Election: Supervisors in San Bernardino County say new tally is needed after computer foul-up.


Every ballot cast in 13 San Bernardino County races, botched by a computer counting error, must be recounted again--this time by hand--county supervisors ordered Tuesday.

Discovery of the computer programming error in the first tally of votes on election night, Nov. 6, led to a full recount by computer, which changed the results in those 13 races. While county elections officials said they had complete confidence in that recount, the Board of Supervisors decided a hand recount was necessary.

"I think we ought to do whatever it takes" to restore voter confidence, Supervisor Jerry Eaves said.

Candidates are assigned a number on the punch-card system used by San Bernardino County. A programmer incorrectly programmed the registrar's computers and the wrong vote totals were attributed to some candidates in the 13 races. The programmer was disciplined, but county officials said they cannot say more about a personnel matter.

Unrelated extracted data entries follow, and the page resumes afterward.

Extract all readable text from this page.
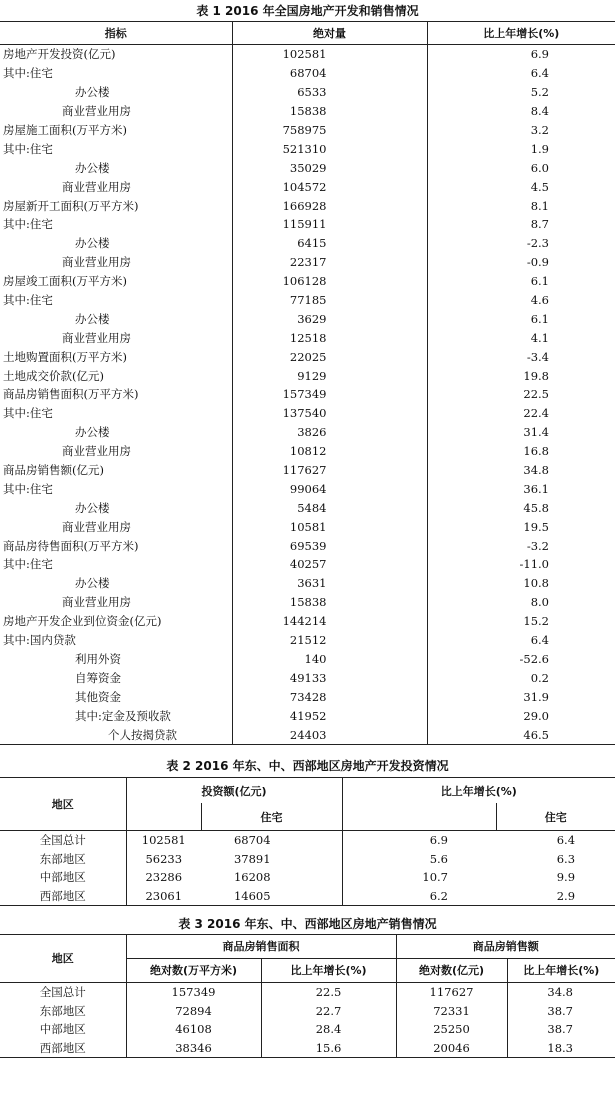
表 1 2016 年全国房地产开发和销售情况
指标	绝对量	比上年增长(%)
房地产开发投资(亿元)	102581	6.9
其中:住宅	68704	6.4
办公楼	6533	5.2
商业营业用房	15838	8.4
房屋施工面积(万平方米)	758975	3.2
其中:住宅	521310	1.9
办公楼	35029	6.0
商业营业用房	104572	4.5
房屋新开工面积(万平方米)	166928	8.1
其中:住宅	115911	8.7
办公楼	6415	-2.3
商业营业用房	22317	-0.9
房屋竣工面积(万平方米)	106128	6.1
其中:住宅	77185	4.6
办公楼	3629	6.1
商业营业用房	12518	4.1
土地购置面积(万平方米)	22025	-3.4
土地成交价款(亿元)	9129	19.8
商品房销售面积(万平方米)	157349	22.5
其中:住宅	137540	22.4
办公楼	3826	31.4
商业营业用房	10812	16.8
商品房销售额(亿元)	117627	34.8
其中:住宅	99064	36.1
办公楼	5484	45.8
商业营业用房	10581	19.5
商品房待售面积(万平方米)	69539	-3.2
其中:住宅	40257	-11.0
办公楼	3631	10.8
商业营业用房	15838	8.0
房地产开发企业到位资金(亿元)	144214	15.2
其中:国内贷款	21512	6.4
利用外资	140	-52.6
自筹资金	49133	0.2
其他资金	73428	31.9
其中:定金及预收款	41952	29.0
个人按揭贷款	24403	46.5
表 2 2016 年东、中、西部地区房地产开发投资情况
地区	投资额(亿元)		比上年增长(%)	
		住宅		住宅
全国总计	102581	68704	6.9	6.4
东部地区	56233	37891	5.6	6.3
中部地区	23286	16208	10.7	9.9
西部地区	23061	14605	6.2	2.9
表 3 2016 年东、中、西部地区房地产销售情况
地区	商品房销售面积		商品房销售额	
	绝对数(万平方米)	比上年增长(%)	绝对数(亿元)	比上年增长(%)
全国总计	157349	22.5	117627	34.8
东部地区	72894	22.7	72331	38.7
中部地区	46108	28.4	25250	38.7
西部地区	38346	15.6	20046	18.3
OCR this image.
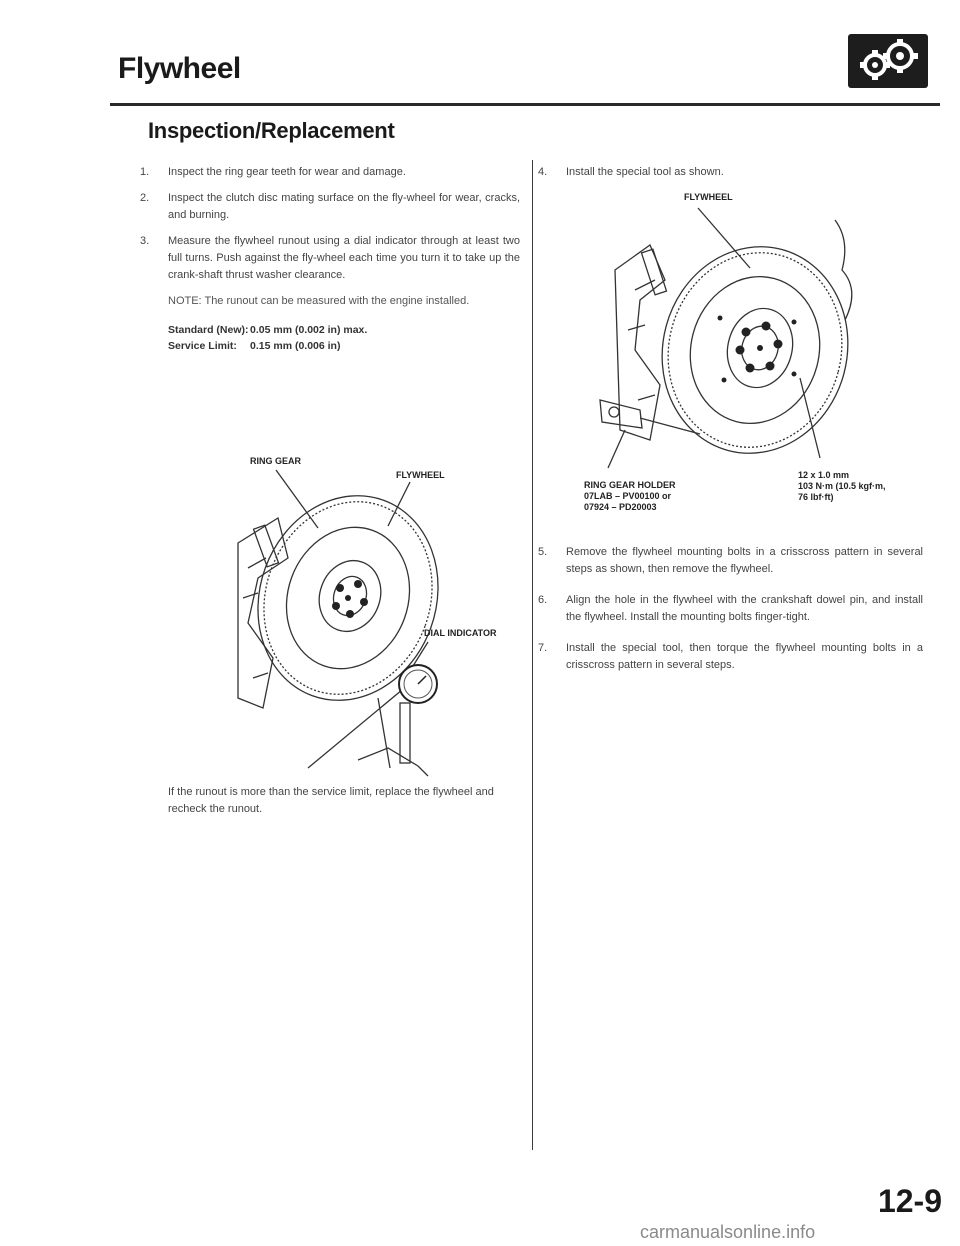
Flywheel
Inspection/Replacement
1.	Inspect the ring gear teeth for wear and damage.
2.	Inspect the clutch disc mating surface on the fly-wheel for wear, cracks, and burning.
3.	Measure the flywheel runout using a dial indicator through at least two full turns. Push against the fly-wheel each time you turn it to take up the crank-shaft thrust washer clearance.
NOTE: The runout can be measured with the engine installed.
Standard (New): 0.05 mm (0.002 in) max.
Service Limit:	0.15 mm (0.006 in)
RING GEAR
FLYWHEEL
DIAL INDICATOR
If the runout is more than the service limit, replace the flywheel and recheck the runout.
4.	Install the special tool as shown.
FLYWHEEL
RING GEAR HOLDER
07LAB – PV00100 or
07924 – PD20003
12 x 1.0 mm
103 N·m (10.5 kgf·m,
76 lbf·ft)
5.	Remove the flywheel mounting bolts in a crisscross pattern in several steps as shown, then remove the flywheel.
6.	Align the hole in the flywheel with the crankshaft dowel pin, and install the flywheel. Install the mounting bolts finger-tight.
7.	Install the special tool, then torque the flywheel mounting bolts in a crisscross pattern in several steps.
12-9
carmanualsonline.info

The cost of a full manual recount has yet to be determined, county spokesman David Wert said. Registrar of Voters Ingrid Gonzales will return to the board next Tuesday with a plan for the recount, he said.

The ballots to be recounted are locked in a steel file cabinet at the registrar's office, he said.

Gonzales said that before a recount can begin, she must certify the results of the election Monday. She will then have to assemble recount teams and train them.

With six teams of four people each, the recount will take at least four weeks, Gonzales said, calling that estimate "optimistic."

The process will be somewhat like that used in Florida after the presidential election last year. Gonzales said one team member will put the punch-card ballots against a dark paper and read the votes while another team member watches to ensure accuracy. The remaining two team members each will keep tallies, which are announced after every five ballots to make sure they agree. Observers may challenge the team's decision, and Gonzales will make the final decision on any challenged ballot.

Gonzales said she will need six experienced supervisors from her staff of 34 employees to oversee the teams and may need experienced employees from other county departments to serve on the teams. Her staff is already busy preparing for the March election and she cannot hire temporary help to do the recount, she said.

The supervisors asked that an official from the California secretary of state's office be invited to observe the recount, along with members of an association of city clerks and election officials.

Several candidates whose election outcomes were reversed as a result of the Nov. 13 recount thanked the board for its action.

"I hope there are no further surprises, because it would further shake the public's confidence," said Gary Edwards, who on Nov. 6 won a seat on the Chino Valley Unified School District board only to lose the seat to John Pruitt in the Nov. 13 recount.